Seiring dengan perubahan konstelasi politik di negeri Belanda dengan berkuasanya kelompok liberal di parlemen Belanda, yang menentang keras kebijakan tanam paksa. Dengan alasan hak azazi manusia, kelompok liberal menentang keras kebijakan tanam paksa. Selanjutnya kebijakan tanam paksa terpaksa dihentikan dengan dikeluarkannya Undang-undang Agraria dan Undang-undang Gula pada tahun 1870 dan mengawali masa liberalisasi ekonomi di tanah jajahan.
Gerakan liberalisme di negeri Belanda dipelopori oleh para pengusaha swasta. Liberalisasi ekonomi ini sebenarnya merupakan cikal bakal paham kapitalisme, kebebasan yang mereka perjuangkan terutama kebebasan di bidang ekonomi. Kaum liberal di negeri Belanda berpendapat bahwa seharusnya pemerintah tidak ikut campur tangan dalam kegiatan ekonomi. Hal ini berkaitan berdasarkan dogma sentral dari sistem ekonomi ini adalah semua kegiatan ekonomi di serahkan kepada mekanisme pasar
Mereka menghendaki agar kegiatan ekonomi ditangani oleh pihak swasta, sementara pemerintah bertindak sebagai pelindung warga negara, menyediakan infrastruktur, menegakkan hukuman dan menjamin keamanan serta ketertiban.
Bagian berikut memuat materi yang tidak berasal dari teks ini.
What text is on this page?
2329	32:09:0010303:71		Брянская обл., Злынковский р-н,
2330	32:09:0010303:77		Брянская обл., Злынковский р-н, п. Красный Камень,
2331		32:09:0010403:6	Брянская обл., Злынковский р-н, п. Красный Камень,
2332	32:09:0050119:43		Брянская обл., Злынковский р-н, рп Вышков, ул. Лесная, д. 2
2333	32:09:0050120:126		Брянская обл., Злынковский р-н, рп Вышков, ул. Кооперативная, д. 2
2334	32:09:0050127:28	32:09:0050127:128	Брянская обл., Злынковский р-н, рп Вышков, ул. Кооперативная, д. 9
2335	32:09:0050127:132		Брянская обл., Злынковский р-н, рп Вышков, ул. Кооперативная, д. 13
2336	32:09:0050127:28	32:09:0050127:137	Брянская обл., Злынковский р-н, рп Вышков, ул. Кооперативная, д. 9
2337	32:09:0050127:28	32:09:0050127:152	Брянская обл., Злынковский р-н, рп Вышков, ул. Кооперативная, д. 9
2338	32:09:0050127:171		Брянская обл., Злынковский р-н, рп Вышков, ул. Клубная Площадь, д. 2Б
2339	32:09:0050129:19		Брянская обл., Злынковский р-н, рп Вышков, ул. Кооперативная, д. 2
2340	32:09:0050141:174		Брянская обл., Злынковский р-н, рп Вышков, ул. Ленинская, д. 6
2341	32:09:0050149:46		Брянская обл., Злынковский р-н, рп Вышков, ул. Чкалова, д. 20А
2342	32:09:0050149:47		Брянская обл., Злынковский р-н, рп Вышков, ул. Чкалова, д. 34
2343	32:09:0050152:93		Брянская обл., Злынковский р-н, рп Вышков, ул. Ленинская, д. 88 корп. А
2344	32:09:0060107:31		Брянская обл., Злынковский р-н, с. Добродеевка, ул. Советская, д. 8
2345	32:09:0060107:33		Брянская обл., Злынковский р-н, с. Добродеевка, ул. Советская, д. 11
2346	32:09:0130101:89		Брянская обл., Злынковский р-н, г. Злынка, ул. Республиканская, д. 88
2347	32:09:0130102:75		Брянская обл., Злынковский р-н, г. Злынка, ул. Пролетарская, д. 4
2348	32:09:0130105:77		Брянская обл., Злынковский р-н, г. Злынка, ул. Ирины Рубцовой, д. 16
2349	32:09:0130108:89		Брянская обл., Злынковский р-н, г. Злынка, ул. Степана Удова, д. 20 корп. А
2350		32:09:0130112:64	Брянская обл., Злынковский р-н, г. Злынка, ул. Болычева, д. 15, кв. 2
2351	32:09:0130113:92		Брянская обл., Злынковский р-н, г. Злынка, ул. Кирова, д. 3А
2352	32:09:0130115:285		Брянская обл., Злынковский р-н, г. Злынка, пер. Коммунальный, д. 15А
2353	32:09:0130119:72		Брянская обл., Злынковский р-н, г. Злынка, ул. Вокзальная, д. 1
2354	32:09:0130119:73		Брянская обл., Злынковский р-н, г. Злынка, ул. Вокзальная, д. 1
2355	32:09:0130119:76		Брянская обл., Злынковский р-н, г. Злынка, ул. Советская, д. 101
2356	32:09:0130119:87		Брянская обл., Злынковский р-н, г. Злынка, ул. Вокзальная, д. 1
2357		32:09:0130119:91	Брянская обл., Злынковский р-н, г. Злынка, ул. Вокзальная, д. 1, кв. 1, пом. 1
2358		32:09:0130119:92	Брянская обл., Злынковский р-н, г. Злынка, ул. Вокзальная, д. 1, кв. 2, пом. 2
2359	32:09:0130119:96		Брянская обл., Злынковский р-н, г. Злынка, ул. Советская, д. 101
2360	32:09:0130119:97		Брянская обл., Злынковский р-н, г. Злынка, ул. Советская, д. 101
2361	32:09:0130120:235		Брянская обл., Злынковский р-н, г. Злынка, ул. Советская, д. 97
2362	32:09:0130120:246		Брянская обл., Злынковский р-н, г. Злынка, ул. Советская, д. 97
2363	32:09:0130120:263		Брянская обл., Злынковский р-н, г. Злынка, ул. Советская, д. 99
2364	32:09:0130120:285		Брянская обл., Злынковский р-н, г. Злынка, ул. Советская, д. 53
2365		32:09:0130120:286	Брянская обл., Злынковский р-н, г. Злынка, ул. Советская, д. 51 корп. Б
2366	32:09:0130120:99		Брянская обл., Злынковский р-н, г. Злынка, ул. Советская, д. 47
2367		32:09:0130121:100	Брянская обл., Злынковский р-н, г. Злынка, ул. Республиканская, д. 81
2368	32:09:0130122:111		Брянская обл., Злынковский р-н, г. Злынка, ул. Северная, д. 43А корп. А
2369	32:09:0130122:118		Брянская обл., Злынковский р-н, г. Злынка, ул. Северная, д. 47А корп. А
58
Tokoh yang mengeluarkan undang-undang ini adalah de Waal, Menteri Jajahan dan Perniagaan Belanda. Secara umum, Undang- Undang Agraria 1870 bertujuan melindungi hak milik petani atas tanahnya dan penguasaan pemodal asing, memberi peluang pada pemodal asing untuk menyewa tanah dari penduduk Indonesia, dan membuka kesempatan kerja pada penduduk Indonesia, terutama buruh pekerjaan.
Isi terpenting dalam UU Agraria 1870 adalah pemberian hak erfpacht, semacam Hak Guna Usaha, yang memungkinkan seseorang menyewa tanah terlantar yang telah menjadi milik negara yang selama maksimum 75 tahun sesuai kewenangan yang diberikan hak eigendom (kepemilikan), selain dapat mewariskannya dan menjadikan agunan.
Ada tiga jenis hak erfpacht.
1. Hak untuk perkebunan dan pertanian besar, maksimum 500 bahu
dengan harga sewa maksimum lima florint per bahu;
2. Hak untuk perkebunan dan pertanian kecil bagi orang Eropa “miskin”
atau perkumpulan sosial di Hindia-Belanda, maksimum 25 bahu
dengan harga sewa satu florint per bahu (tetapi pada tahun 1908
diperluas menjadi maksimum 500 bahu);
3. Hak untuk rumah tetirah dan pekarangannya (estate) seluas
maksimum 50 bahu.
Dalam Undang-Undang Agraria 1870 secara jelas disebutkan bahwa Gubernur Jenderal tidak diperbolehkan menjual tanah pemerintah. Tanah dapat disewakan paling lama 75 tahun. Yang disebutkan sebagai tanah milik pemerintah adalah hutan yang belum dibuka, tanah yang berada di luar wilayah desa dan penghuninya, dan tanah milik adat. Sedangkan tanah penduduk adalah semua sawah, ladang, dan sejenisnya yang dimiliki langsung oleh penduduk.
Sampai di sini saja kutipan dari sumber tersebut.